When that first furious remark is made to you, a mentally fitter person will understand that they have an option. Instead of starting over or making amends later, mental health enables you to halt and react as you see fit in the present. It resembles using the wisdom of hindsight in the here and now in some ways.
How does exercising benefit mental health? When we’re mentally fit, we engage with the world differently. There have been multiple interactions with spouses. Our emotional health is affected with time. Think about the hundreds of interactions we have each week if we were less reactive. The example above demonstrates that rather than bouncing from one reaction to another, we are selecting how to be and how to respond. That results in significantly less tension and unpleasant feelings over time.
Our mental fitness eventually impacts our physical health and wellness, just as our physical fitness has an impact on both.
How is mental fitness achieved?
Thoughts travel along cerebral pathways in our brains. These routes resemble ruts that have developed and been reinforced through time. You could discover that you can arrive at work on “autopilot” if you take the same route daily. Numerous repetitions of a particular thought pattern reinforce the brain circuit, making the thinking automatic.
A daily routine can be beneficial, but we need to be mindful of our habits and the thought patterns we unintentionally reinforce when it comes to our cognitive processes.
Automatic thinking—or thinking quickly, as Daniel Kahnemann refers to it—is problematic when it leads to inappropriate responses to the circumstances.
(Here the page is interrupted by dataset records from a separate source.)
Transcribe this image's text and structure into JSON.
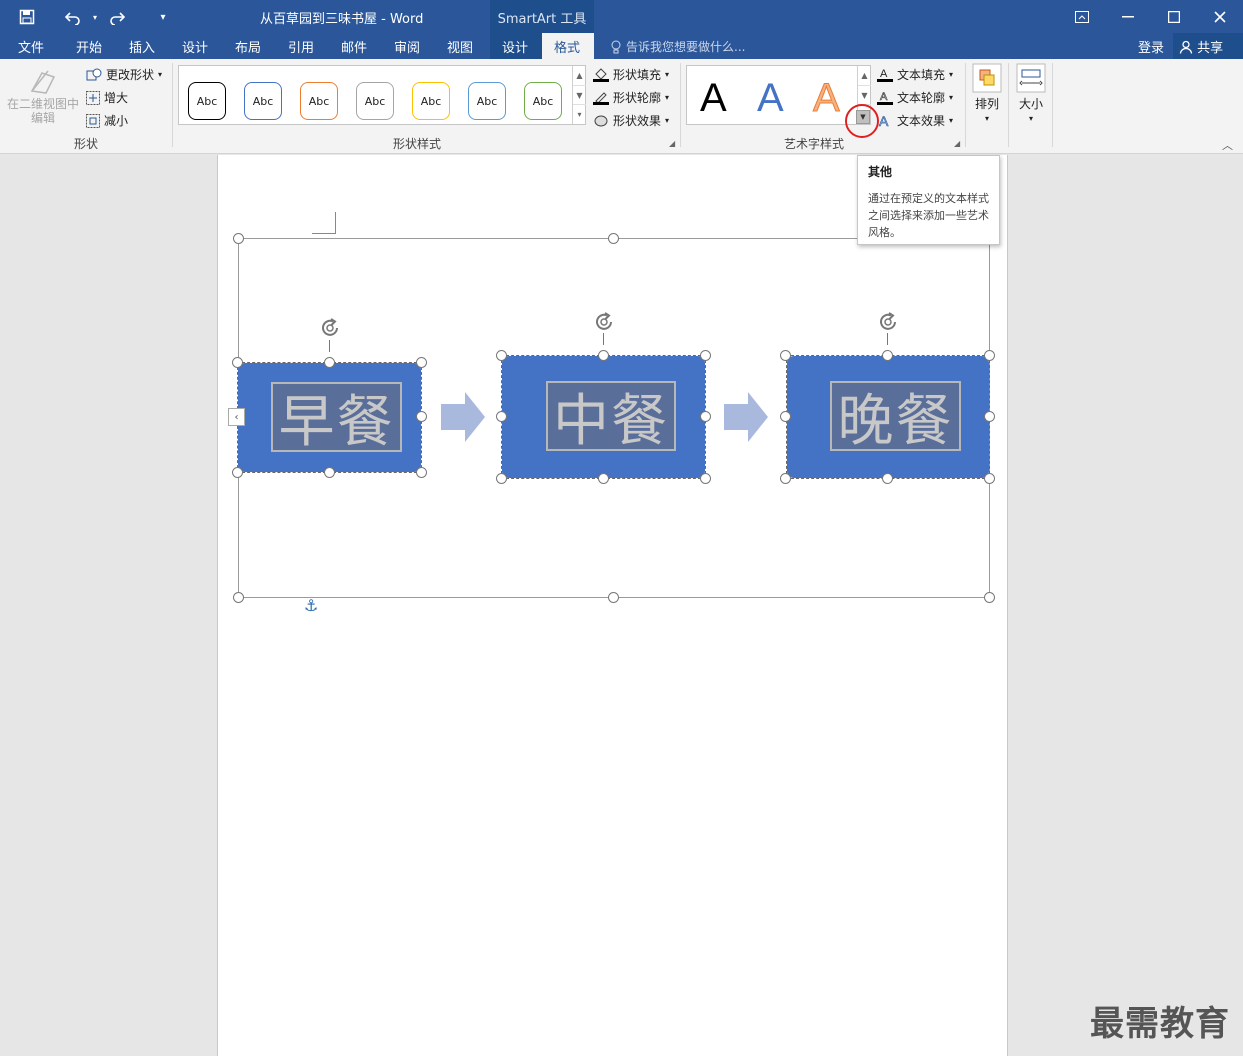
{
  "window": {
    "title": "从百草园到三味书屋 - Word",
    "context_band": "SmartArt 工具"
  },
  "tabs": {
    "file": "文件",
    "home": "开始",
    "insert": "插入",
    "design": "设计",
    "layout": "布局",
    "references": "引用",
    "mailings": "邮件",
    "review": "审阅",
    "view": "视图",
    "ctx_design": "设计",
    "ctx_format": "格式"
  },
  "tellme": "告诉我您想要做什么...",
  "account": {
    "login": "登录",
    "share": "共享"
  },
  "ribbon": {
    "shapes_group": {
      "edit_2d": "在二维视图中编辑",
      "change_shape": "更改形状",
      "larger": "增大",
      "smaller": "减小",
      "label": "形状"
    },
    "shape_styles": {
      "thumb_text": "Abc",
      "colors": [
        "#000000",
        "#4472c4",
        "#ed7d31",
        "#a5a5a5",
        "#ffc000",
        "#5b9bd5",
        "#70ad47"
      ],
      "fill": "形状填充",
      "outline": "形状轮廓",
      "effects": "形状效果",
      "label": "形状样式"
    },
    "wordart": {
      "letter": "A",
      "text_fill": "文本填充",
      "text_outline": "文本轮廓",
      "text_effects": "文本效果",
      "label": "艺术字样式"
    },
    "arrange": "排列",
    "size": "大小"
  },
  "tooltip": {
    "title": "其他",
    "body": "通过在预定义的文本样式之间选择来添加一些艺术风格。"
  },
  "smartart": {
    "nodes": [
      "早餐",
      "中餐",
      "晚餐"
    ],
    "fill_color": "#4472c4",
    "arrow_color": "#a9b9de"
  },
  "watermark": "最需教育"
}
Our answers are predicated on beaten paths to earlier emotions or triggers.
As your mental fitness increases, you’ll have the awareness, mental fortitude, and agility to recognize alternatives and take a different path. What do I want to happen in this situation? Where do you want me to go? We act, speak, and think far too frequently, involuntarily, or automatically.
Our limbic system, part of our survival brain, produces automatic thought. It has been continuously scouting the surroundings for hazards since the beginning of evolution. The limbic system, which we inherited from chimpanzees, can defend us. But in contemporary society, it can also inspire negative thoughts and deeds against us.
We can develop and reprogram the human portion of the brain. We may build brain pathways that will better serve us and improve our lives with the same deliberateness we use to develop specific muscles or perfect a movement. This is the essence of what we mean by mental fitness training.